The researchers studied 76 SOTRs who had received a minimum of three doses of a primary monovalent (active against just the original SARS-CoV-2 strain) mRNA vaccine, reported receiving either one or two bivalent mRNA vaccine boosters (containing both the original strain and the omicron BA.5 variant), and provided two or more blood samples that were obtained pre- and post-bivalent booster in one of three groups: 59 paired samples taken before and after the first booster, 31 paired samples taken before and after the second booster, and 14 paired samples taken before and after both boosters.
The study participants were generally middle age, more than five years post-transplant, and were kidney and/or liver transplant recipients. Fourteen had evidence of COVID-19 before the first booster, while 16 developed COVID-19 between the first booster and one month past the second.
The researchers found that the amount of circulating antibody and, in turn, virus neutralization, significantly increased by one month after the first bivalent booster for both the BA.5 and XBB.1.5 strains of SARS-CoV-2. However, this dropped sharply to nearly the pre-booster levels at three months, and even more so at six months.
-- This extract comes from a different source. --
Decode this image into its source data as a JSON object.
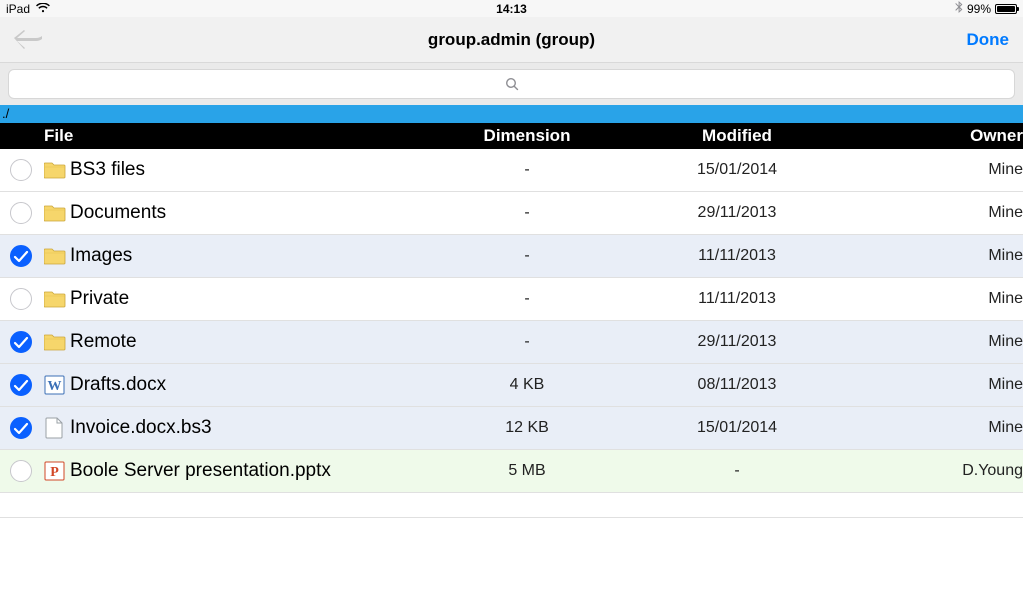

Following a second bivalent booster, many SOTRs regained the ability to neutralize both virus strains; yet 42% did not have any detectable immunity to XBB.1.5. The researchers found that those SOTRs were more likely to be receiving corticosteroids as part of a three-drug immunosuppression regimen. They also discovered that, at nearly all times post-vaccinations (monovalent plus bivalent boosters), SOTRs with no prior SARS-CoV-2 infection showed poor XBB.1.5 neutralization, and at levels far below those who had hybrid (infection and vaccination) immunity.